DEPRESSION DESTROYS THE ABILITY TO FEEL PLEASURE

Every 30 second one person dies due to DEPRESSION. It is one of the most misunderstood illness /disease in the world. About 36% of the world population is affected by this mental disorder. It is a major cause of suffering and anguish , yet we tend to take it lightly.

I am Nitin and I am suffering from BIPOLAR DISORDER. This causes me to fight depression frequently. I want to share with you my feelings during these episodes.

  • 1. It is so painful that I am NUMBED.
    2. It feels like falling endlessly into an abyss.
    3. I do not feel like doing anything. Getting up from the bed , having a bath, even having food or conversation becomes an uphill effort.
    4. There seems to be a lurking fear. Fear leads to a torturous ANXIETY. It is a sensation of being afraid all the time without knowing what you are afraid of.
    5. Depression makes me suicidal. The only thought that saves is my concern about others who loves me


Now I have realised that there are set of symptoms I have to look for to know that the depression phase is starting or has started.
These symptoms are as follows :

  • 1. Sadness / emptiness .
    2. Guilt/worthlessness /hopelessness.
    3. Anger / irritability .
    4. Restlessness .
    5. Poor concentration .
    6. Fatigue .
    7. Appetite loss.
    8. Imaginary pains.
    9. Isolation .
    10. Thoughts of death / suicide .
    11. Gastrointestinal disorders.
    12. Sleep disorders ( excess or less )

Allow me to explain to you how I have learned to distinguish between
GRIEF
SADNESS
DEPRESSION.

Grief is a condition in which I remain unhappy for sometime, but tend to improve over a period of time.
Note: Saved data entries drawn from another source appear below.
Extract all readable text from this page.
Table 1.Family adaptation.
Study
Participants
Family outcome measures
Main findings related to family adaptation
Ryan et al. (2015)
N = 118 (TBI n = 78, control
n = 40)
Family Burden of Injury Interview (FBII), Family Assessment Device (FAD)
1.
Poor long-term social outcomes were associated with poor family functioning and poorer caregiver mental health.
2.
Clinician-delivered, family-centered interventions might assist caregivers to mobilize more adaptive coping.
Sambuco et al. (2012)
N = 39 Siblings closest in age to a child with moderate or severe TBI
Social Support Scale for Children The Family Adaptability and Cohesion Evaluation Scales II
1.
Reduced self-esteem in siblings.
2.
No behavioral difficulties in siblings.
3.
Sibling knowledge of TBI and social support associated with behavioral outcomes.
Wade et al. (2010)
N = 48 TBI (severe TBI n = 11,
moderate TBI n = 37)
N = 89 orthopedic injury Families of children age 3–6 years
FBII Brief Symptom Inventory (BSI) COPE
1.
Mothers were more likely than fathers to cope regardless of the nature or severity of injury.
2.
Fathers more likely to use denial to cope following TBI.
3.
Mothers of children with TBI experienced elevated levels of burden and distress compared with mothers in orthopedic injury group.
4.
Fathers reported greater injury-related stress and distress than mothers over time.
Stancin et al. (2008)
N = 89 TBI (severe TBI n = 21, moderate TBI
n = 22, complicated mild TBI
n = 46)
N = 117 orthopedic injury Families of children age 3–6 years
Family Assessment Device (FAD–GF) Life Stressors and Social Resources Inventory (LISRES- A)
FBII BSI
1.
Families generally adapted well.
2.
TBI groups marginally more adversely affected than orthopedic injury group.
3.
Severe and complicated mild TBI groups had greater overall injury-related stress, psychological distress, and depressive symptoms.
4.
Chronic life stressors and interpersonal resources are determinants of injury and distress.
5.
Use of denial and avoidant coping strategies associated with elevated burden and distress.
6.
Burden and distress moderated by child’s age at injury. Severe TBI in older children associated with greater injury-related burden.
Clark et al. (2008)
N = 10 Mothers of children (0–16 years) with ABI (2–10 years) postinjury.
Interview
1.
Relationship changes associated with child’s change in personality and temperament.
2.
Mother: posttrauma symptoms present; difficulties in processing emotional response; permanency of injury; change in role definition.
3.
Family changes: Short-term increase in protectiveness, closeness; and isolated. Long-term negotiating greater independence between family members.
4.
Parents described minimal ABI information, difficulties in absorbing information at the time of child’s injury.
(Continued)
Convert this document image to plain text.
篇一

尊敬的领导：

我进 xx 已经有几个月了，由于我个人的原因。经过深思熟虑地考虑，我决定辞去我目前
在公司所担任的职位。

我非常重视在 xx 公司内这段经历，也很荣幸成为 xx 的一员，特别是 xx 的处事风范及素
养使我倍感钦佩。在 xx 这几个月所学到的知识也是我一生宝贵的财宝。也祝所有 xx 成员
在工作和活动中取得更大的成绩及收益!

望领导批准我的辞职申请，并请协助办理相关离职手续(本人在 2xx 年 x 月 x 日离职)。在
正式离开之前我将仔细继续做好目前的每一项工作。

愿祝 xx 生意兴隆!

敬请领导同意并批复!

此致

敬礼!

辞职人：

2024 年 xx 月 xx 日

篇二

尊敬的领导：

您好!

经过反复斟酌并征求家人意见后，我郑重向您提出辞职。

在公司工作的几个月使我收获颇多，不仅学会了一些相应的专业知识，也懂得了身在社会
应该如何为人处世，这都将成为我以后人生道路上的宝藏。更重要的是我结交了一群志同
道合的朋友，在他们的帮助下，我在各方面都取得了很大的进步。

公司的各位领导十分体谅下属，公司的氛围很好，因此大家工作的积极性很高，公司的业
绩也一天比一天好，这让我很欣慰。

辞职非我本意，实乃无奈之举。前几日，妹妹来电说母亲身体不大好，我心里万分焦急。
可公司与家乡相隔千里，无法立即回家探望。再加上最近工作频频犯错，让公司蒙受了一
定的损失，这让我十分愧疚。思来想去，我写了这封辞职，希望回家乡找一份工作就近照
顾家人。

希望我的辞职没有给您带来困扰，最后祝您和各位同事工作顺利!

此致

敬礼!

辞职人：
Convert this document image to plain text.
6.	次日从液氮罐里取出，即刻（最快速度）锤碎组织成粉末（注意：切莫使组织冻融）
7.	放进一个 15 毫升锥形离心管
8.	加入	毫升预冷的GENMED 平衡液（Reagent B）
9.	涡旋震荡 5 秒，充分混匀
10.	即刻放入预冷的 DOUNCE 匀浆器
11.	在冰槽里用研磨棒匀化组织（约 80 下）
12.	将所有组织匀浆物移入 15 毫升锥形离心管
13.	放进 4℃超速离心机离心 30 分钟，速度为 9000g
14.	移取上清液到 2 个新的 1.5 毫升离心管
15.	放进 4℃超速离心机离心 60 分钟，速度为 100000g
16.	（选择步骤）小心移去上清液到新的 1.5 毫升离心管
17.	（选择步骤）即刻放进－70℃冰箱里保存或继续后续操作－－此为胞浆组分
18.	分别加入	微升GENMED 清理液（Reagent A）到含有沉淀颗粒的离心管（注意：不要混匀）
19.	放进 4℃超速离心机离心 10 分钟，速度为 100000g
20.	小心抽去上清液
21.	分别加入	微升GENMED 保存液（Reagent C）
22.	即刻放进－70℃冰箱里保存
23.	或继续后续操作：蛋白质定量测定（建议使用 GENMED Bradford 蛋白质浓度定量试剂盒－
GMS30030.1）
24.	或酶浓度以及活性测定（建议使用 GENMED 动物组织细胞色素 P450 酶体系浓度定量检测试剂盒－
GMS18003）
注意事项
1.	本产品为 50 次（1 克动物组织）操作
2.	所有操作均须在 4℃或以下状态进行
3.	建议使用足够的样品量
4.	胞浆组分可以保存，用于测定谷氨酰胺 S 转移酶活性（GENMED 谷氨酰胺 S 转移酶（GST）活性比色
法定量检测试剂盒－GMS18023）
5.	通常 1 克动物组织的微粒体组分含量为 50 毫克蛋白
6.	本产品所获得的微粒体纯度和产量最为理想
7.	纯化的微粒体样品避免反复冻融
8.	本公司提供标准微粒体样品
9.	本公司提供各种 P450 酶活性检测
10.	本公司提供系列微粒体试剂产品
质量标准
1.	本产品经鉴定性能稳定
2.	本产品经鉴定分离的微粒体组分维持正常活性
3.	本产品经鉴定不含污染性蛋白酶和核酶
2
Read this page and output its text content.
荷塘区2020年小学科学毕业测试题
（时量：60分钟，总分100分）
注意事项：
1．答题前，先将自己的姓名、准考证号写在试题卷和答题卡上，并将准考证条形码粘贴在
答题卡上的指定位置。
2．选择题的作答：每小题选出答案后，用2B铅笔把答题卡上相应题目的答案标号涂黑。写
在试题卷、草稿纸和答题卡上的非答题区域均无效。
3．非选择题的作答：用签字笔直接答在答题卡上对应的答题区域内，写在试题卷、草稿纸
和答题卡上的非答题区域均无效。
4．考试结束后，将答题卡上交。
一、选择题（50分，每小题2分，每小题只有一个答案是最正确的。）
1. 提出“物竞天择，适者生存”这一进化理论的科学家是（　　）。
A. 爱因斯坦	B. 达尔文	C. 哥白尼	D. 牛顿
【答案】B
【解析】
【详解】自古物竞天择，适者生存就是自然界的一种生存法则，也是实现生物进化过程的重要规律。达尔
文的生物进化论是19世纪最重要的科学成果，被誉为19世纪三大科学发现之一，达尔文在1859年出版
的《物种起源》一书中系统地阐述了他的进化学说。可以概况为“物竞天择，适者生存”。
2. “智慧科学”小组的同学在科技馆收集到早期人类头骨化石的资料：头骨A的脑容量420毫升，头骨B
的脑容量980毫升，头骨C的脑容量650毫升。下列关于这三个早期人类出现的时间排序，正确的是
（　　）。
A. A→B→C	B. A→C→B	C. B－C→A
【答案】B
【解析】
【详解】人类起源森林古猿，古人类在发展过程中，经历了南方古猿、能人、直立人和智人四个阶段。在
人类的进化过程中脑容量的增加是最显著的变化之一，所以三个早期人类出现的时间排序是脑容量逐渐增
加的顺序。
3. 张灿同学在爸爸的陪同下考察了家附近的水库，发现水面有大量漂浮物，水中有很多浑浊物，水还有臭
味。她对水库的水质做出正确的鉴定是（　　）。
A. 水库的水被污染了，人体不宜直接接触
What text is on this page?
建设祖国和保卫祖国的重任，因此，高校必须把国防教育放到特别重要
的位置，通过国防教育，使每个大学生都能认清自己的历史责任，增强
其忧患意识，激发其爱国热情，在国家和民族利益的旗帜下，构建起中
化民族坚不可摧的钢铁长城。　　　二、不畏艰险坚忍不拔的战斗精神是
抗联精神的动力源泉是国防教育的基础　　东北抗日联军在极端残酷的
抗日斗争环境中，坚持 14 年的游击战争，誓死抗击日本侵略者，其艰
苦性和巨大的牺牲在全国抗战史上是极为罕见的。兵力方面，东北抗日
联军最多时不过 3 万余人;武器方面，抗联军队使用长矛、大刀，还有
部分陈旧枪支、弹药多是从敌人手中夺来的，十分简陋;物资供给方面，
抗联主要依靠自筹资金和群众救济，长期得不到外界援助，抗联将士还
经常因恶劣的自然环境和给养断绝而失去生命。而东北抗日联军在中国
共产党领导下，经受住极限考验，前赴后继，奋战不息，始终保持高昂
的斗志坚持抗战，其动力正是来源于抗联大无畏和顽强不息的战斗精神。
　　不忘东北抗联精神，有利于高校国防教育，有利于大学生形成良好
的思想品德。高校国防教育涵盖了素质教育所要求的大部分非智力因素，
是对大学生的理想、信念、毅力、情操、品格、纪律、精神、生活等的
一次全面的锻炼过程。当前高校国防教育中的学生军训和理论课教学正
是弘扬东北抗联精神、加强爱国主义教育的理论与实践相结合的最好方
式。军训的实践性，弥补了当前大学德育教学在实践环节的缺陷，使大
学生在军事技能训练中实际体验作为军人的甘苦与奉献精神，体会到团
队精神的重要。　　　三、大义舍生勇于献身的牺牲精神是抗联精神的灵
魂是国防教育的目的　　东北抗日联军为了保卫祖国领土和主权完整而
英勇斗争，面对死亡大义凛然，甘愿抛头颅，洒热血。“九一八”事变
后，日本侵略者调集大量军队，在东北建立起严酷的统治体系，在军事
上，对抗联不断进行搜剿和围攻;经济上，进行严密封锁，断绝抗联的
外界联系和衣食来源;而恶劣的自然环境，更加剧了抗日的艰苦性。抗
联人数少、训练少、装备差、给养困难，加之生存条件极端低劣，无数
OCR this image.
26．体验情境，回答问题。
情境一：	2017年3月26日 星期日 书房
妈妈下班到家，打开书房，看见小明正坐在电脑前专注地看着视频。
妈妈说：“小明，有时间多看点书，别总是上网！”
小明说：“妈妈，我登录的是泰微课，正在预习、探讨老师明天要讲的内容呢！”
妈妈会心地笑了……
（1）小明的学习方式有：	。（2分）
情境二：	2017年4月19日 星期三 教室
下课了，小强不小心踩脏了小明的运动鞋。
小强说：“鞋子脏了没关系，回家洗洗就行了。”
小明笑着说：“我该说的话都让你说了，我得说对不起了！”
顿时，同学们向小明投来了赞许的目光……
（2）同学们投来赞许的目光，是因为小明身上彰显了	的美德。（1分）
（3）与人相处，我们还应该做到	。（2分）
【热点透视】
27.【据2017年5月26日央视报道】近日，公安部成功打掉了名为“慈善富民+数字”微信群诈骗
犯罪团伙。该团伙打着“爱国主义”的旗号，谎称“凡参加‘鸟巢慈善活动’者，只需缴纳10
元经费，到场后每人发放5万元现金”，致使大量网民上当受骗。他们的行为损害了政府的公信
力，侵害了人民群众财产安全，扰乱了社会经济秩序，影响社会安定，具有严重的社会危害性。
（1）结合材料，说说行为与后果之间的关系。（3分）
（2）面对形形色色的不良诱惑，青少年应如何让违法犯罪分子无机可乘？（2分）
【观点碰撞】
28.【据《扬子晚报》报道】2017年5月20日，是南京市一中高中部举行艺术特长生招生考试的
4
It resolves itself.

Sadness is a human emotion which is an essential part of life. It helps us to appreciate happiness, I suppose.

I get to know that I have entered a phase of depression when the grief does not HEAL by itself . It keeps on making me fearful ( of the future ). Or it makes me more and more resentful ( of the past ). Then one by one I start getting all the symptoms listed above .

WITHOUT loosing time I speak to my wife and the doctor. I have realised that it is an illness, and i need not feel it to be a taboo or weakness or lack of will power. For me medicine and therapies work wonders.

I have realised that people like me don't have an adaptive mood which makes most others resilient to SADNESS. I have also accepted that the root of my disorder lies in my genetics and environment.